SATURDAY KEYNOTE SPEAKER: Natasha Bowens
Through photography and storytelling, Natasha Bowens, author of the book The Color of Food: Stories of Race, Resilience and Farming, will introduce farmers and food activists of color revolutionizing the food system and preserving cultural foodways around the country. Their stories highlight important issues of food justice and food sovereignty such as land ownership, health, community building, and race and gender obstacles.
This presentation aims to amplify the role of communities of color in agriculture while challenging the status quo of agrarian identity and teaching us that the good food movement is about more than buying local and protecting our soil. It is about preserving culture and community, digging deep into the places we’ve overlooked and honoring those who have come before us. Blending storytelling, photography and oral history, Natasha’s keynote address will show how true food sovereignty means a place at the table for everyone.
SUNDAY: Story and Poetry Slam
Inspired by the revitalization of storytelling in Vermont and beyond, we’re opening our keynote stage on Sunday morning for a Story and Poetry Slam.
With a theme of Growing the Good Food Movement, our 8 story tellers will relate person narratives of their experience with food equity, race, class, farm worker rights, and food sovereignty.
Hosting the Story and Poetry Slam (and performing, as well) will be Laura Brown-Lavoie. Laura is a farmer, poet, performer, and youth mentor in Providence, RI, whose 2012 Winter Conference performance was one of our most popular.
Enrique "Kike" Balcazar has worked on Vermont dairy farms for over 3 years and both his mother and father also worked on VT farms. He has been a community leader in Migrant Justice's successful driver's license and bias-free policing campaigns.
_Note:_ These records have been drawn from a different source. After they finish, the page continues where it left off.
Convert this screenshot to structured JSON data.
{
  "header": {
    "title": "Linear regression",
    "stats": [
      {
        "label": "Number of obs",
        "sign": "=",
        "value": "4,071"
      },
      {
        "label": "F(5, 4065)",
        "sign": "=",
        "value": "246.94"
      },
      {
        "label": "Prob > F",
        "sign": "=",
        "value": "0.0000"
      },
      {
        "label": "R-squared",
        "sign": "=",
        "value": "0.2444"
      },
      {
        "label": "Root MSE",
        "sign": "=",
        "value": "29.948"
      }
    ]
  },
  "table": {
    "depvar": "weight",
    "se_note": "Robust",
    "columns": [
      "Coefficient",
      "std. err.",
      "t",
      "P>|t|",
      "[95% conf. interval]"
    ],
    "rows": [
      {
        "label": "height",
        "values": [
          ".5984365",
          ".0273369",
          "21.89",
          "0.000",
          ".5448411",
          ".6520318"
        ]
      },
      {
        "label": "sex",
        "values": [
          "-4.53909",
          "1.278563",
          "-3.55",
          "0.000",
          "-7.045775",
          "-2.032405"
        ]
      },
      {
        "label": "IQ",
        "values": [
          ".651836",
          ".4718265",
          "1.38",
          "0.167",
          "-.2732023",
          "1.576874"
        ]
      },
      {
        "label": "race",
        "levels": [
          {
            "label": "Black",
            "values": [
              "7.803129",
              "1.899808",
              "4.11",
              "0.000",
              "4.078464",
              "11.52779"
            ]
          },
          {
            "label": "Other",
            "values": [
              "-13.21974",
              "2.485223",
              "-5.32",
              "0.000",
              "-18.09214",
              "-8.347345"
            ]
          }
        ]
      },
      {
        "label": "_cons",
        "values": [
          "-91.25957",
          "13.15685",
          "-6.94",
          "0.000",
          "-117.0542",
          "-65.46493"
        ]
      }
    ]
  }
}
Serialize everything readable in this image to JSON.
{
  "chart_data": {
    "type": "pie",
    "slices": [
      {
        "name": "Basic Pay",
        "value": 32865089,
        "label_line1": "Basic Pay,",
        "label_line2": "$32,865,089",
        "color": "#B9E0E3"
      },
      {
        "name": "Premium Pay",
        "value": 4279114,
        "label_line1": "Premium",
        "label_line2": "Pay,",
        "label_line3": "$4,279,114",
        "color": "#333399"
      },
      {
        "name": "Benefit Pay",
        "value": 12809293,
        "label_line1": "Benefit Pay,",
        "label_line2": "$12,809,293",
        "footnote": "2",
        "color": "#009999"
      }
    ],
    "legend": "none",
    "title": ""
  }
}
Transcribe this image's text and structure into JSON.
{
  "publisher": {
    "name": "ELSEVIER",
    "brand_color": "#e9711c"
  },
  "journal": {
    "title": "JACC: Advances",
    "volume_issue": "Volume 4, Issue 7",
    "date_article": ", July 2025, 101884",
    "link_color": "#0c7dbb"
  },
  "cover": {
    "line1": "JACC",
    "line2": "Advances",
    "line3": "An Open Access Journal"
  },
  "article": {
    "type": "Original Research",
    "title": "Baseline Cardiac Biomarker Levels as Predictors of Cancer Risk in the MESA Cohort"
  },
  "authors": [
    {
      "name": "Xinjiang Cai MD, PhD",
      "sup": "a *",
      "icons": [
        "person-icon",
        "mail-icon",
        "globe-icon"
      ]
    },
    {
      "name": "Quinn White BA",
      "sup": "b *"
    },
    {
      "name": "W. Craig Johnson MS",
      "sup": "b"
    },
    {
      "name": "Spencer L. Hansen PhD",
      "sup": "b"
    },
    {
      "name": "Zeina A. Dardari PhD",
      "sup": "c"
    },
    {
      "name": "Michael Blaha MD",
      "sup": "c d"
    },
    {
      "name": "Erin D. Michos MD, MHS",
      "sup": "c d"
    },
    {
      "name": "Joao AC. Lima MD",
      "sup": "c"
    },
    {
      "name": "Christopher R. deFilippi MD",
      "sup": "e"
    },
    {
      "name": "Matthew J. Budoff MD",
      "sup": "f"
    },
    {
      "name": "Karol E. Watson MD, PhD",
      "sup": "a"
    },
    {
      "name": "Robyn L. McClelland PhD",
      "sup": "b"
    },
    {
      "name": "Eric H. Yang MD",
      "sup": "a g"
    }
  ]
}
Additionally, Kike is trained as an "Agricultural Justice" farm inspector.
Jeffrey Ellis farms with his wife, Rebecca Beidler, on Peace of Earth Farm in Albany, VT, a small permaculture based, no-till, diversified farm. He is also a lyrical artist by the name of Mycelium and uses this skill to speak about food justice and caring for the Earth. He is also the creator of All Good Things, an open source performance project. He will be performing his poem entitled Cooperation.
Hope Johnson, aka the Garden Lady, maintains gardens for commercial customers in Chittenden County and works at Red Wagon Plant’s retail greenhouse. Hope is also a quilter and will tell a story entitled “Mind Your Own Beeswax” about how the creative work of a quilter in Vermont led to a partnership with a bee researcher in Arizona to help address food security in Ethiopia.
Tomas Rogel and Laura Cassetty are seniors at Montpelier High School. They have been active in raising chickens and working in the greenhouse at the school and will tell a story about the role of youth in Growing the Good Food Movement.
Ross Thurber is a certified organic dairy farmer and poet from Lilac Ridge Farm in Brattleboro. He and his family farm 600 acres, have a 50-cow dairy, 10-acre market garden, 2,000-tap sugaring operation, timber harvesting and Christmas tree sales.
Sophie Wood is a performance artist, freelance farmer, and lover of sequins. She creates outdoor performance events on farms as co-founder of The Royal Frog Ballet, teaches Shakespeare and clowning, and can rock pick a potato digger faster than anyone she has met yet. She will be performing her poem entitled “Wealth.”